The Yes Men Are Revolting is a 2014 documentary film directed by Laura Nix and The Yes Men, a culture jamming duo who use the aliases Andy Bichlbaum and Mike Bonanno. Adam McKay executive produced. The film follows their exploits as they prank various organizations and corporations who engage in climate change denial.

== Plot ==
The Yes Men are a culture jamming group that use satirical performance art to make political points. While impersonating public relations personnel, they hold fake press conferences where they announce corporations, governments, and other organizations have taken a new, leftist stance. After seeing little gain from their pranks and increasing demands in their personal lives, The Yes Men debate whether they should continue. They are reinvigorated by the Occupy Wall Street protests and embark on a new campaign to combat climate change denial.

== Cast ==
- Jacques Servin (as Andy Bichlbaum)
- Igor Vamos (as Mike Bonanno)
- Benadette Chandia Kodili
- Gitz Crazyboy
- Tito Ybarra
- Mike Mathieu
- Leonid Vlassov

== Release ==
The Yes Men Are Revolting premiered at the 2014 Toronto International Film Festival. It was released theatrically on June 12, 2015, in the US and grossed $50,190.

== Reception ==
 Metacritic, which uses a weighted average, assigned the film a score of 61 out of 100, based on 13 critics, indicating "generally favorable" reviews.

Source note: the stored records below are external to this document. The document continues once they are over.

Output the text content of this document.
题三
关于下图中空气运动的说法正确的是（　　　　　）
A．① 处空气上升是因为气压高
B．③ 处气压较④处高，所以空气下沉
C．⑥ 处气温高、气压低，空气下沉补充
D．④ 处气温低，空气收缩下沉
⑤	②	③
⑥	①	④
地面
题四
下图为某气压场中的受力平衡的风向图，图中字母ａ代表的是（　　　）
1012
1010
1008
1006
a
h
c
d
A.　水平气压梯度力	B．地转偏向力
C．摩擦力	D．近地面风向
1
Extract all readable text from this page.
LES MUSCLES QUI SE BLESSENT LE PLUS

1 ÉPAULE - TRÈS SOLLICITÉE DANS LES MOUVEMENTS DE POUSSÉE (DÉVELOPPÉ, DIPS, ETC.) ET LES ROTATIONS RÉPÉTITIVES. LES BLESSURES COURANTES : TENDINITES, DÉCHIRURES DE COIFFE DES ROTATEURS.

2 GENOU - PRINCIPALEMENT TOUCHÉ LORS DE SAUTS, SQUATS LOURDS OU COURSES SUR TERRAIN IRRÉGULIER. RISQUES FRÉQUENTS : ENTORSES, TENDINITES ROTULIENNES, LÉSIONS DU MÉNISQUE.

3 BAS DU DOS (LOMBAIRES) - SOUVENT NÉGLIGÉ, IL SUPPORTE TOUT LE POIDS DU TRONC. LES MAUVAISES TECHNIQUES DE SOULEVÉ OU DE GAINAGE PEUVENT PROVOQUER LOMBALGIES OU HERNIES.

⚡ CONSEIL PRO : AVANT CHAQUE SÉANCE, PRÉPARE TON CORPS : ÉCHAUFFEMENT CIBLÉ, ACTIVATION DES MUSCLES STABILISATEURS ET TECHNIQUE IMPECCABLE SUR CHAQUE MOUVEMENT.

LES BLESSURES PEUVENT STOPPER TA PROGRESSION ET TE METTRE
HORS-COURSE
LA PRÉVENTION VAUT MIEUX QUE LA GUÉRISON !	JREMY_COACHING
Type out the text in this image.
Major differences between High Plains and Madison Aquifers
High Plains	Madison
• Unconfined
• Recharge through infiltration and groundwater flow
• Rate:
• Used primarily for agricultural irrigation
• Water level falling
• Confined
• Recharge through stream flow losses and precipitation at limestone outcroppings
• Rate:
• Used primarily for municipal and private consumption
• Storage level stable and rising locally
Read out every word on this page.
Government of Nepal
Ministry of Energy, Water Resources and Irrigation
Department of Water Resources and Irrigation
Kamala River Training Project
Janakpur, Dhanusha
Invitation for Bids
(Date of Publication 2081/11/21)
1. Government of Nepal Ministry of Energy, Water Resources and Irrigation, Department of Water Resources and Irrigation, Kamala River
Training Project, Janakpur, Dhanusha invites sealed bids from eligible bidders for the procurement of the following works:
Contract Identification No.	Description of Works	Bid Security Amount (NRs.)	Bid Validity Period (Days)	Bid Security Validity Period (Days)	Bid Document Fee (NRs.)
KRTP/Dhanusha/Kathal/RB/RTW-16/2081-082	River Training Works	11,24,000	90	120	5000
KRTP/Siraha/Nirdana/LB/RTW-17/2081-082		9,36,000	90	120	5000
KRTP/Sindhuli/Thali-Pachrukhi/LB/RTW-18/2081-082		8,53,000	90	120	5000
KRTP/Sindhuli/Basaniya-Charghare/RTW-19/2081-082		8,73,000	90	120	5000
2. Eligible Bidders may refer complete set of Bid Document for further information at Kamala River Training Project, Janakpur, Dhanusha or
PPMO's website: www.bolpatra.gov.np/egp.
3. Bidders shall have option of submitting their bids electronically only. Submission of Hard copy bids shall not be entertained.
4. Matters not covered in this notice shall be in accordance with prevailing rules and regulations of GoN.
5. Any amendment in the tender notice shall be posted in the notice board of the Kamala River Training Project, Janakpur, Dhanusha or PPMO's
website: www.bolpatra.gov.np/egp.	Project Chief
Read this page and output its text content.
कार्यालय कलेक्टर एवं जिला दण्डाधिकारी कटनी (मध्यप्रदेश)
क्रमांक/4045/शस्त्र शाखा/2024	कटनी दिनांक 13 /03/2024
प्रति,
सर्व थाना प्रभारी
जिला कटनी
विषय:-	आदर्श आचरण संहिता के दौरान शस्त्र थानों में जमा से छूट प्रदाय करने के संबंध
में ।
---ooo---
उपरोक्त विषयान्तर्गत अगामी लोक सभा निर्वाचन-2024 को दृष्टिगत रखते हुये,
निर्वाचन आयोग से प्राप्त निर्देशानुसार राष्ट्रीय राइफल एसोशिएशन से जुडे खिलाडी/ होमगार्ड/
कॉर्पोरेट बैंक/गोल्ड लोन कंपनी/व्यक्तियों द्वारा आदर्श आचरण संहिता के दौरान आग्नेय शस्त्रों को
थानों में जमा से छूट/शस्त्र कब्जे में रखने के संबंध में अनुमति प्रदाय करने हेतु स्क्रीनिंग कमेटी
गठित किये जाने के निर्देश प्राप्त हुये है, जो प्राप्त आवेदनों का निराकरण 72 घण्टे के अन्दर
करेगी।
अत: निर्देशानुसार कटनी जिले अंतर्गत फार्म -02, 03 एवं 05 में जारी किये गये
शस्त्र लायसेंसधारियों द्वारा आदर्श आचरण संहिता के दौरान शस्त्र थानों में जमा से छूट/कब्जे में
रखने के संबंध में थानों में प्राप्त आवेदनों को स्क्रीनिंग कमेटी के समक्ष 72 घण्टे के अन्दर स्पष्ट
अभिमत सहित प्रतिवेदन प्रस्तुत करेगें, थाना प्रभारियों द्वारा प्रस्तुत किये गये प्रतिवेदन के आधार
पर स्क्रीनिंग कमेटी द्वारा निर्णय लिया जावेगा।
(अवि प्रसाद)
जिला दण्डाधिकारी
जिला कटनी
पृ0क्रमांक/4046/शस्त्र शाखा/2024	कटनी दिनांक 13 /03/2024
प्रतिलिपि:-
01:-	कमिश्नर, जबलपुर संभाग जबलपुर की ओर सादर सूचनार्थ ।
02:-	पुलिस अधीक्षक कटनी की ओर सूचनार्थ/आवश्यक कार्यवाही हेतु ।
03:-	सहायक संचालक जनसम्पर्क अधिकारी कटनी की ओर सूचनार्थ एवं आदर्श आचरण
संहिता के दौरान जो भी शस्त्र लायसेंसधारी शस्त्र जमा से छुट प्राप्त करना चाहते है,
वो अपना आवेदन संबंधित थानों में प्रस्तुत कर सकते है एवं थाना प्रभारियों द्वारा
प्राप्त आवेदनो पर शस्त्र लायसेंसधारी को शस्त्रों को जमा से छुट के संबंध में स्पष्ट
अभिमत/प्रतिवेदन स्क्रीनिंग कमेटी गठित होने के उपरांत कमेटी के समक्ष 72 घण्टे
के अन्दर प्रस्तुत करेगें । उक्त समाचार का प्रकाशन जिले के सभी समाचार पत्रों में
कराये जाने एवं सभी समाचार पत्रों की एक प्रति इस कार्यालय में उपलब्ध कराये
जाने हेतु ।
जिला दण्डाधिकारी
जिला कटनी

Dennis Harvey of Variety called it "another entertaining mix of agitpop, pranksterism and autobiography". John DeFore of The Hollywood Reporter wrote that "the film presupposes a bit more interest in the pair's friendship and personal lives than many viewers will have". Sheri Linden of the Los Angeles Times wrote that "fans will find fewer of the elaborate deadpan stunts than they might have hoped for", but the ones included "highlight corporate greed and governmental shortsightedness as shrewdly as ever". Stephen Holden of The New York Times made it a NYT Critics' Pick and wrote that it "has a personal poignancy that is missing in the forerunners". Diana Clarke of The Village Voice wrote, "Their globetrotting easy conversation, nitpicking, and laughter despite anger and environmental upset create an unusual space for the viewer to do the same."

Michael O'Sullivan of The Washington Post rated it 3.5/5 stars and wrote, "Although this latest documentary is, in large part, simply more of the same stuff we saw in the earlier films, there’s also a lot of background material here about Servin and Vamos that makes this outing a bit more interesting." Mike D'Angelo of The A.V. Club wrote that The Yes Men "have overestimated public interest in what they do when they’re not posing as other people for the greater good". D'Angelo suggested that future personal anecdotes be put on DVD bonus material. Andrew Lapin of The Dissolve rated it 2/5 stars and wrote, "Considering the amount of padding on display over the course of 90 minutes, it's hard to tell why a third Yes Men film needed to be made at all, other than to burnish its stars' reputations." Oleg Ivanov of Slant Magazine rated it 3/4 stars and wrote that "their personal lives generate only moderate interest" but serve to illuminate their motivations. Rodrigo Perez of Indiewire rated it B and called it entertaining but "not nearly as imperative as the vital activism these guys have dedicated their lives to".